Now I’m bidding adieu to summer. I’ve put away the one pair of jean shorts that I’ve worn into the ground. I already miss the smell of sunscreen, the taste of iced tea for breakfast, long, lazy days in the shade, and tomatoes at every meal.

I wanted to commemorate the end of tomato season with something delicious and remembered this recipe my mother sent me a while ago. I finally got around to making it with a handful of rotund, ripe tomatoes begging to be put to good use.

Niçoise means made in the style of Nice in southern France. Usually that includes some combination of lemon, capers, anchovies, garlic, and black olives, or all of the above. All of these ingredients are worth keeping stocked in your pantry so you can pull off simple, delicious dishes like this one in a snap. You can sub any seasonal vegetable for the tomatoes. The vinaigrette is a flavor bomb that would be at home over a bed of roasted butternut squash, charred cauliflower, or sauteed asparagus, depending on the season.

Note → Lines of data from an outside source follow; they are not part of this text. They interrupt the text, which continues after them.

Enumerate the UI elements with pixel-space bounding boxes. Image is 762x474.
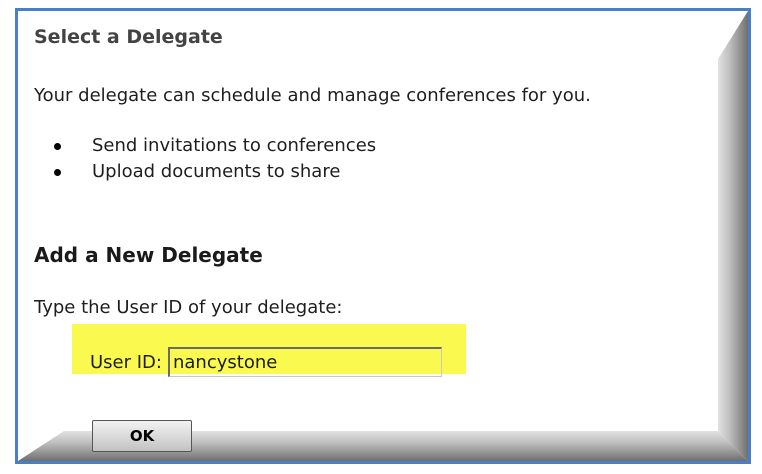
list-item-label: Upload documents to share [92, 161, 341, 182]
user-id-row: User ID: [90, 347, 442, 377]
select-delegate-dialog: Select a Delegate Your delegate can sche… [15, 8, 751, 464]
ok-button[interactable]: OK [92, 420, 192, 452]
user-id-input[interactable] [167, 347, 442, 377]
dialog-bevel-right [718, 11, 748, 461]
bullet-icon [54, 143, 61, 150]
list-item-label: Send invitations to conferences [92, 135, 377, 156]
section-heading: Add a New Delegate [34, 243, 263, 267]
dialog-title: Select a Delegate [34, 26, 223, 48]
bullet-icon [54, 169, 61, 176]
list-item: Upload documents to share [34, 159, 376, 185]
user-id-label: User ID: [90, 351, 162, 373]
permissions-list: Send invitations to conferences Upload d… [34, 133, 376, 185]
instruction-text: Type the User ID of your delegate: [34, 297, 343, 318]
intro-text: Your delegate can schedule and manage co… [34, 85, 591, 106]
list-item: Send invitations to conferences [34, 133, 376, 159]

Side note: Niçoise olives are actually not a breed of olive but rather a style of preparation. Olives from Cailletier trees grown along the French Rivera are harvested, cured in brine, then packed in oil with mixed herbs. Incidentally, these are the same trees that produce the fruity, creamy Taggiasca olives across the water in Liguria, which make a light, ethereal olive oil that is worth seeking out.

Tomatoes Niçoise

  • Servings: 2-4
  • Difficulty: easy
  • Print

Adapted from David Tanis/NYT Cooking

  • 2 large ripe tomatoes
  • 1 shallot, minced
  • 2 garlic cloves, grated
  • 3T red wine vinegar
  • ½ lemon, squeezed
  • 2T capers, chopped
  • 3 anchovy filets, chopped
  • ¼C olives, pitted, preferably niçoise (chop half and tear half by hand)
  • ¼C extra virgin olive oil
  • Marjoram leaves to garnish

Slice the tomatoes and shingle in an attractive pattern on a serving platter. Sprinkle with kosher salt and black pepper.

Meanwhile, add the shallots and garlic to a small bowl with the vinegar and lemon juice. Macerate for 10 minutes. Fold in the capers, anchovy, chopped olives (save the torn olives for garnish), and olive oil. Season with a large pinch of salt and black pepper.

Drizzle the dressing (liberally!) over the tomatoes. Garnish with marjoram leaves and torn olives.